- If there is a primitive not currently supported (say running a temporal workflow service) is it possible to define a new primitive for this? Just wondering what it looks like if/when you need something not currently supported.
by danielstocks
2 subcomments
- Happy Encore customer here! I’m kind of surprised they haven’t gotten more attention. It’s like the DX of Vercel for backend and infra, but open source and you can connect it to your existing cloud provider (we use GCP, but also works with AWS). We rarely have to think about about infra or CI/CD things. It just works, and on the rare occasion it doesn’t the team has been super quick to resolve it.
It’s like having a in-house 24/7 dev ops infra team but for a fraction of the cost!
Disclaimer: Our infrastructure needs are not super complex: Web services, SQL, key-value store, pub-sub and few other parts, your mileage may vary depending on your needs.
by sausagefeet
1 subcomments
- How does Encore handle the following scenarios?
1. I want to deploy to a testing environment where I may want to use different users, different sized services, or even mock services so I don't have to pay for them?
2. I want to develop in an isolated environment (maybe without internet or simply I'm trying to develop a narrow feature that doesn't require the rest of the infrastructure)?
3. How does it handle security elements like VPCs, IAM roles, all these things that are the context my application runs in that I don't necessarily want to couple to my application code?
- Part of the selling point of terraform is that I can easily switch clouds if I need to. That's only partially true, most of your terraform would need to change to move from e.g. AWS to GCP, but still, your (hard-fought) experience with terraform on one platform will help when moving to another. If I define my infra the encore way, will I be locked in to one cloud, or can I easily migrate if I need to? Furthermore, I only see Go and Typescript, do you have a roadmap for supporting more languages?
- Pretty interesting. I wish this was available for .net. Would love to try this out.
- Curious about how this compares to alchemy - https://alchemy.run/
- Yea really surprised encore isn’t more known and popular. Between it and convex they are the best things right now in building backends.
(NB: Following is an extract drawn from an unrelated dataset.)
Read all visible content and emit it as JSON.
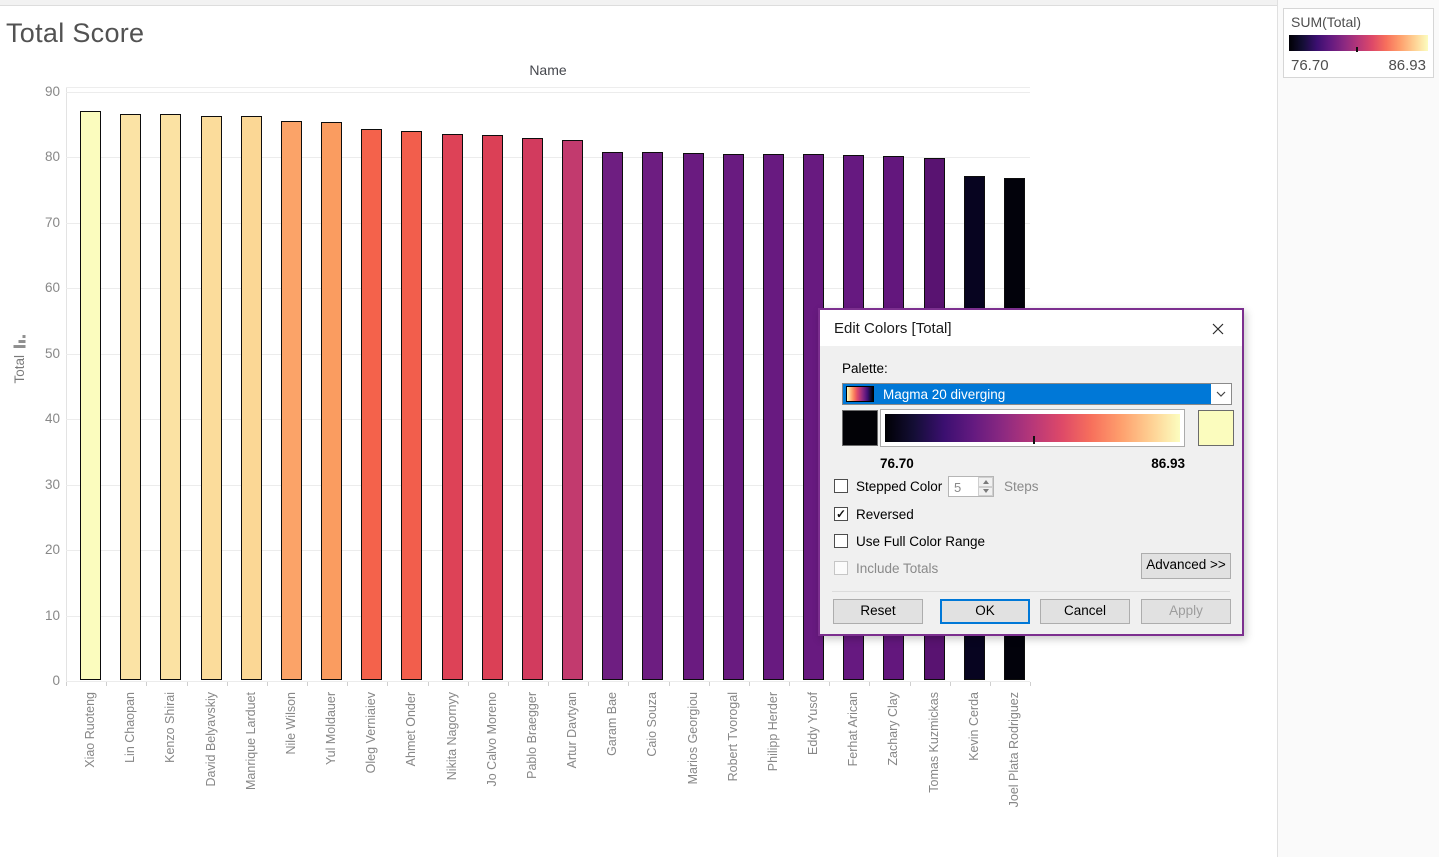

- Encore user here, support sucks and the Environment Destruction feature does not work properly, I have an environment that was stuck destroying for days (did it manually later on AWS).
Please, improve the support, we would love to pay if you guys were responsive enough.
by thecupisblue
1 subcomments
- 9x faster than express is a bold claim, would be interesting to see how it holds up with real application logic and some real benchmarks/usecases.
- What's the pricing model? Couldn't figure that out neither on Github nor on your webpage.
by stackskipton
1 subcomments
- As Ops guy, all infrastructure declared in application code eventually leads to crying if you get big enough.
That being said, I know we are expensive and "don't add to bottom line" so this looks like good enough hacky kludge as anything else.
by rubenvanwyk
2 subcomments
- Have been watching Encore for a while, excited about prospects of it in other languages like Python!
- Is Azure support on the roadmap?
- cool...
btw, on a tangent, I always thought that infra can be defined in typescript types.... is is strange but no need for custom language
someone please steal this idea and make something out of it
- the type-safe infrastructure primitives are interesting, curious how it compares to something like effect or nestjs for actual production use
- How does it compare with SST?
by ForHackernews
1 subcomments
- This an interesting idea, but I'd be skeptical of having this much coupling between application code and infrastructure. It's like an anti-12 Factor App.
It might make sense for something like a "serverless" app where the units of the business logic are intended to map directly onto cloud provider entities.
It reminds me of https://aws.github.io/chalice/ but cloud-agnostic and Typescript in place of Python
- Opened it, saw I needed to wrap my routes with api(), closed it - sounds like a solution for a problem PaaS has solved 10 years ago.